Jack, we know about that and applaud your tenacity, just kidding mate!
Rob's Home computer repairs. :badpc:

PaulD
14-01-2005, 09:38 AM
MY CPU is overclocked by 600Mhz and before I had the fan in the front, the CPU temp was usually around 47-49 degrees, the motherboard temperature was round about 44- 46 degrees. Now I usually average 39-42 degrees for the CPU and 37-39 for the mobo. It gets up to 47-49 when I'm playing Doom3 or HL2 but it doesn't take long for the temp to go back down again.



Did you actually have any heat related problems before adding the extra fan? Or was it a peace of mind thing? Temp readings aren't very accurate. Some motherboard manufacturers have altered their bioses to reduce apparently high reported temps when there weren't any actual problems occurring.
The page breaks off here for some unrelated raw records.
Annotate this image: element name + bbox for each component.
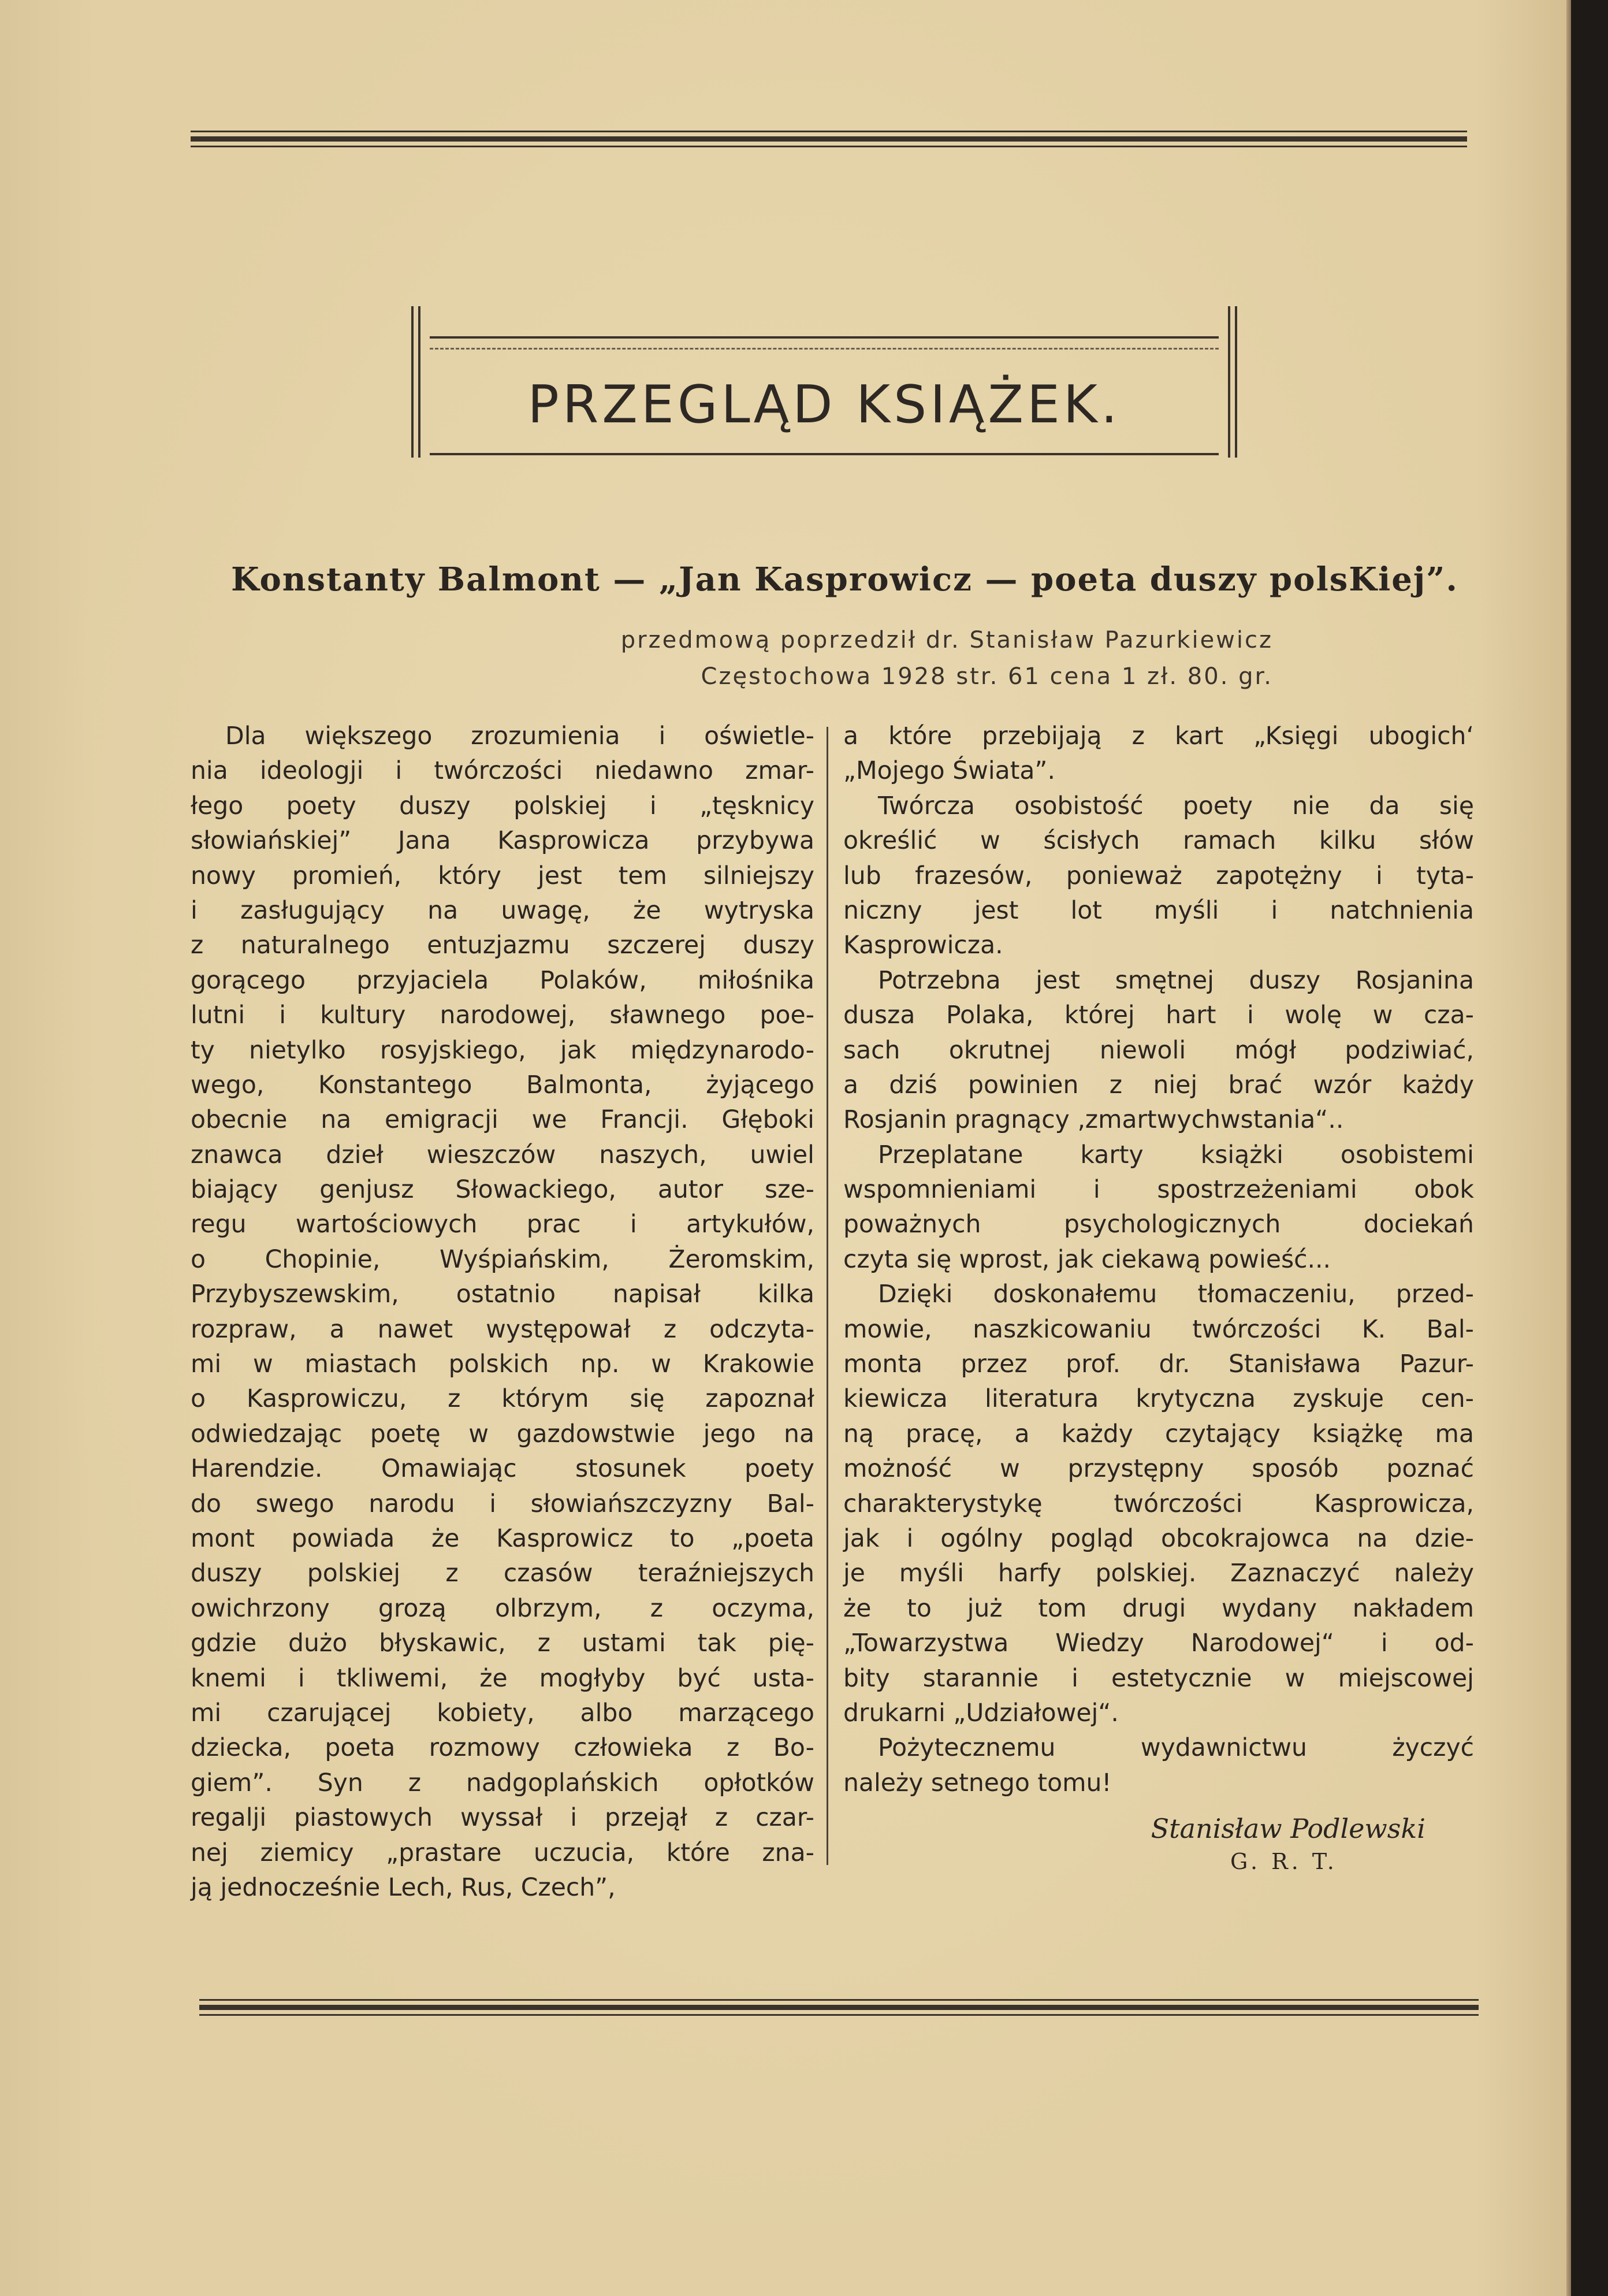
text-line: znawca dzieł wieszczów naszych, uwiel [191, 1140, 814, 1169]
text-line: Dzięki doskonałemu tłomaczeniu, przed- [878, 1280, 1474, 1309]
text-line: że to już tom drugi wydany nakładem [843, 1594, 1474, 1623]
text-line: obecnie na emigracji we Francji. Głęboki [191, 1106, 814, 1135]
text-line: mont powiada że Kasprowicz to „poeta [191, 1524, 814, 1553]
page-title: PRZEGLĄD KSIĄŻEK. [527, 374, 1121, 435]
text-line: sach okrutnej niewoli mógł podziwiać, [843, 1036, 1474, 1065]
text-line: regu wartościowych prac i artykułów, [191, 1210, 814, 1239]
text-line: jak i ogólny pogląd obcokrajowca na dzie- [843, 1524, 1474, 1553]
text-line: nia ideologji i twórczości niedawno zmar- [191, 757, 814, 786]
page-edge [1566, 0, 1571, 2296]
text-line: wego, Konstantego Balmonta, żyjącego [191, 1071, 814, 1099]
text-line: je myśli harfy polskiej. Zaznaczyć należy [843, 1559, 1474, 1588]
text-line: odwiedzając poetę w gazdowstwie jego na [191, 1420, 814, 1448]
text-line: mi czarującej kobiety, albo marzącego [191, 1699, 814, 1727]
text-line: charakterystykę twórczości Kasprowicza, [843, 1489, 1474, 1518]
text-line: o Chopinie, Wyśpiańskim, Żeromskim, [191, 1245, 814, 1274]
text-line: o Kasprowiczu, z którym się zapoznał [191, 1385, 814, 1414]
text-line: rozpraw, a nawet występował z odczyta- [191, 1315, 814, 1344]
text-line: drukarni „Udziałowej“. [843, 1699, 1119, 1727]
text-line: wspomnieniami i spostrzeżeniami obok [843, 1176, 1474, 1205]
text-line: Rosjanin pragnący ‚zmartwychwstania“.. [843, 1106, 1344, 1135]
text-line: słowiańskiej” Jana Kasprowicza przybywa [191, 827, 814, 856]
text-line: nej ziemicy „prastare uczucia, które zna- [191, 1838, 814, 1867]
right-text-column [843, 719, 1474, 1801]
review-preface-note: przedmową poprzedził dr. Stanisław Pazurkiewicz [620, 627, 1273, 653]
bottom-decorative-rule [199, 1999, 1479, 2020]
text-line: „Mojego Świata”. [843, 757, 1055, 786]
text-line: giem”. Syn z nadgoplańskich opłotków [191, 1769, 814, 1797]
text-line: owichrzony grozą olbrzym, z oczyma, [191, 1594, 814, 1623]
text-line: mowie, naszkicowaniu twórczości K. Bal- [843, 1315, 1474, 1344]
text-line: należy setnego tomu! [843, 1769, 1112, 1797]
left-text-column [191, 719, 814, 1905]
text-line: do swego narodu i słowiańszczyzny Bal- [191, 1489, 814, 1518]
text-line: czyta się wprost, jak ciekawą powieść... [843, 1245, 1331, 1274]
text-line: monta przez prof. dr. Stanisława Pazur- [843, 1350, 1474, 1379]
text-line: określić w ścisłych ramach kilku słów [843, 827, 1474, 856]
text-line: dziecka, poeta rozmowy człowieka z Bo- [191, 1734, 814, 1763]
text-line: gdzie dużo błyskawic, z ustami tak pię- [191, 1629, 814, 1658]
scan-background-strip [1571, 0, 1608, 2296]
text-line: Twórcza osobistość poety nie da się [878, 792, 1474, 820]
text-line: regalji piastowych wyssał i przejął z czar- [191, 1804, 814, 1833]
text-line: kiewicza literatura krytyczna zyskuje cen- [843, 1385, 1474, 1414]
text-line: duszy polskiej z czasów teraźniejszych [191, 1559, 814, 1588]
text-line: lutni i kultury narodowej, sławnego poe- [191, 1001, 814, 1030]
text-line: Dla większego zrozumienia i oświetle- [225, 722, 814, 751]
top-decorative-rule [191, 131, 1467, 151]
text-line: Harendzie. Omawiając stosunek poety [191, 1455, 814, 1484]
text-line: bity starannie i estetycznie w miejscowej [843, 1664, 1474, 1693]
text-line: lub frazesów, ponieważ zapotężny i tyta- [843, 861, 1474, 890]
text-line: a które przebijają z kart „Księgi ubogich‘ [843, 722, 1474, 751]
text-line: Przybyszewskim, ostatnio napisał kilka [191, 1280, 814, 1309]
text-line: dusza Polaka, której hart i wolę w cza- [843, 1001, 1474, 1030]
text-line: niczny jest lot myśli i natchnienia [843, 896, 1474, 925]
author-initials: G. R. T. [1230, 1849, 1338, 1874]
title-frame [411, 306, 1237, 458]
text-line: poważnych psychologicznych dociekań [843, 1210, 1474, 1239]
text-line: Przeplatane karty książki osobistemi [878, 1140, 1474, 1169]
text-line: Pożytecznemu wydawnictwu życzyć [878, 1734, 1474, 1763]
review-heading: Konstanty Balmont — „Jan Kasprowicz — poeta duszy polsKiej”. [231, 560, 1458, 599]
text-line: „Towarzystwa Wiedzy Narodowej“ i od- [843, 1629, 1474, 1658]
text-line: ją jednocześnie Lech, Rus, Czech”, [191, 1873, 616, 1902]
text-line: knemi i tkliwemi, że mogłyby być usta- [191, 1664, 814, 1693]
column-divider [827, 727, 828, 1865]
text-line: mi w miastach polskich np. w Krakowie [191, 1350, 814, 1379]
text-line: biający genjusz Słowackiego, autor sze- [191, 1176, 814, 1205]
author-signature: Stanisław Podlewski [1151, 1813, 1425, 1844]
text-line: gorącego przyjaciela Polaków, miłośnika [191, 966, 814, 995]
text-line: i zasługujący na uwagę, że wytryska [191, 896, 814, 925]
text-line: z naturalnego entuzjazmu szczerej duszy [191, 931, 814, 960]
text-line: możność w przystępny sposób poznać [843, 1455, 1474, 1484]
text-line: łego poety duszy polskiej i „tęsknicy [191, 792, 814, 820]
text-line: ty nietylko rosyjskiego, jak międzynarodo- [191, 1036, 814, 1065]
text-line: a dziś powinien z niej brać wzór każdy [843, 1071, 1474, 1099]
text-line: ną pracę, a każdy czytający książkę ma [843, 1420, 1474, 1448]
text-line: Kasprowicza. [843, 931, 1003, 960]
text-line: nowy promień, który jest tem silniejszy [191, 861, 814, 890]
text-line: Potrzebna jest smętnej duszy Rosjanina [878, 966, 1474, 995]
review-publication-info: Częstochowa 1928 str. 61 cena 1 zł. 80. gr. [701, 663, 1273, 690]
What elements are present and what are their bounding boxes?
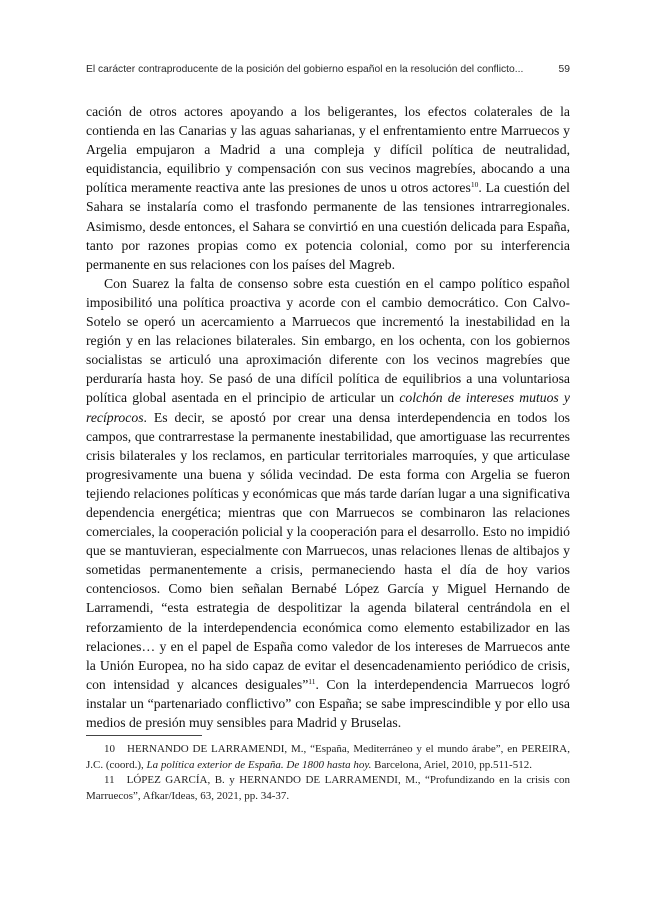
paragraph-1-text-after: . La cuestión del Sahara se instalaría como el trasfondo permanente de las tensiones intrarregionales. Asimismo, desde entonces, el Sahara se convirtió en una cuestión delicada para España, tanto por razones propias como ex potencia colonial, como por su interferencia permanente en sus relaciones con los países del Magreb. <box>86 180 570 272</box>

Real temps below 60 on load shouldn't be a problem.

Graham L
14-01-2005, 11:11 AM
Susan, as long as you don't use refrigeration (such as a Peltier element) the case of the CPU can never get cooler than the air around it. Ever. The CPU chip can't get cooler than the package it's in. Ever. Hotter, yes. This can be a problem.

It's to do with the second law of thermodynamics. That's been the dowbnfall of many "clever" ideas.

AIDA or any other programme whuch reports temperatures is only a programme. IT only knows what it has been told. It makes a calculation based on the number it gets from the sensor. Sensors are cheap. To be cheap they are not make to close tolerances. You have to calibrate them before you can trust the measurements.

I have been playing with a very clever little temperature sensor. It gives 12 bit output, with resolution to 1/16 of a degree. Without special adjustments it's accurate to 1/2 degree. A wonderful little device. It can give alarms when it sees temperatures above or below limits you set.

But the manufacturers had a problem with batch B7. These units can randomly change their calibration numbers when they are powered up. After that, they can be wrong by up to 20 degrees. So to use them, you have to be very careful. You read the calibration constants the first time you use them. Then, each time, youi have to load the saved values into the unit.

You can't trust measurements.

When a device which is using 30 or 40 watts of power is said to be even 4 degrees cooler than the air around it, the measurement is WRONG.

chiefnz
14-01-2005, 11:18 AM
Did you actually have any heat related problems before adding the extra fan? Or was it a peace of mind thing? Temp readings aren't very accurate. Some motherboard manufacturers have altered their bioses to reduce apparently high reported temps when there weren't any actual problems occurring. Real temps below 60 on load shouldn't be a problem.

No I didn't have any problems, but after all the research I did on how far my CPU could be over-clocked, I thought it best to add the extra fans.